I wish I could explain my attraction to this film. I'm not an Oliver Stone fan and I avoid Kevin Costner. I'm no conspiracy buff, but even if I were, I believe the one rather shakily outlined here would still be too absurd for me: it seems to be an agglomeration of most of the various conspiracy theories associated with the assassination of JFK, finished off with some shiny new rococo bits dug from Stone's subconscious, and all of it pretty much requiring the participation or knowledge of something like 30% of the western hemisphere. I'm frankly annoyed by Stone's portrayal of Kennedy as revolutionary cut down before he could perform the great acts he was destined for -- Kennedy was a shallow, self-serving little fellow who had few scruples and way too many issues.
As if all that weren't enough, I don't like its portrayal of gay men, it has what must be filmdom's longest monologue, and at something like 3 hours, it's way over my usual tolerance.
So I should hate it, yes? But somehow, despite all of the above, the damn film **works**.
The acting is tremendous (Donald Sutherland plus Kevin Bacon *plus* Joe Pesci PLUS Tommy Lee Jones ... need I go on?). Even Costner, who normally leaves me lukewarm, is great. Intentionally or not, there's a perfect creepy undercurrent to his "hero's" obsessive pursuit (somehow quietly emphasized by those damn upright, uptight hornrimmed glasses of his).

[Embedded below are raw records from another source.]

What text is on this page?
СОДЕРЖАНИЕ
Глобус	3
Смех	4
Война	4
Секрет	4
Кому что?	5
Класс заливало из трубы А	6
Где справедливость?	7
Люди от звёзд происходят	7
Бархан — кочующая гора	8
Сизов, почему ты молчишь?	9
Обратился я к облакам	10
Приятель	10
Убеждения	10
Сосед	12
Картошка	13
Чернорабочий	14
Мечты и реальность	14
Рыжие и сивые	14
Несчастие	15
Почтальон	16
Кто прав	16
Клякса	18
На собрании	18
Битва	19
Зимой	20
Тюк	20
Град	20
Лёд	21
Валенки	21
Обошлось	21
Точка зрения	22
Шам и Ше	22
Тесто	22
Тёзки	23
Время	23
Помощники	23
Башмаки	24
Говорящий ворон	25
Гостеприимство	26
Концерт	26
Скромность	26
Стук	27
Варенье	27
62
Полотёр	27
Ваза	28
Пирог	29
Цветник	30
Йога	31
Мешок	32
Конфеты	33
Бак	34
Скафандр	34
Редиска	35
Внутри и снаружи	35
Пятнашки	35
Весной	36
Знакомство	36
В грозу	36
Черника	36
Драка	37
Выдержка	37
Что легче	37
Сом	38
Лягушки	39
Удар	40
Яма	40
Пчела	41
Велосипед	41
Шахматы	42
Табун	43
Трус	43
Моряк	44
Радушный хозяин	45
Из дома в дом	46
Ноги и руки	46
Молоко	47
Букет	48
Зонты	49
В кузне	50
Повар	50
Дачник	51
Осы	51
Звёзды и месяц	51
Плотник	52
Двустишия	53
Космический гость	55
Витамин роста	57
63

Yes, the plot is ludicrous, but Stone's passionate insistence that *something* was going on leaks through every frame, compelling the viewer to follow the plot's leaps and twists with the drugged sense of inevitability usually experience in dream logic.
That monologue? Done by an actor I don't care for, expounding a theory I don't buy -- and I was flipping spellbound. The film is just... excellent. Annoyingly excellent, because it's just damn wrong -- but excellent cinema, anyway.
Cats Don't Dance (1997)
Uneven, but worth seeing
The plot is thin, the music is wildly uneven (sometimes near-perfect, sometimes painful), Scott Bakula is beyond bland as the hero -- but the villains are fabulous (both acting and art), and almost compensate for the triteness of the good guys.
What makes the film worth seeing are the sections where the animation cuts loose: at its best it has the amphetamine-rush energy, deadpan self-mockery, and delicious visual wit of Chuck Jones's work. If you like animation and aren't a slave to anime, you'll enjoy the film (especially once you encounter the villainy).
The very factors that make the film worth seeing by adult animation fans work against it as a kids' movie, though -- there are many visual references to classic Warner Brothers work (not just Chuck Jones), and these may seem tedious or irrelevant to kids who don't know the classic WB stuff.
Something's Gotta Give (2003)
Unrealistic wish fulfillment
Yes, the writing's nice, the acting's good, and Keaton's terrific. But altogether, it's just a bit too much to take. By the end of the film I found myself weighing which of the many contrivances were the least likely: the "no hospital, no travel" ruling, Keaton's sudden deluge of suitors, Nicholson's near 180-degree turn in his definition of attractiveness, the doctor's saintliness, the final "twist"? A smaller movie that didn't try so hard to position Keaton as The Attractive Older Woman in Our Culture might have worked better; removing the subplot with the younger man would have allowed the film to actually show Keaton as charming (instead of assuring the viewer that she is through other characters' claims for her) and to develop the Keaton-Nicholson relationship more convincingly.
Overall, it's clever, amusing, and certainly a nice change to see women -- women who haven't been botoxed into Stepford Wife lookalikes! -- as central characters, but the writer has more to say than can convincingly be crammed into a single film.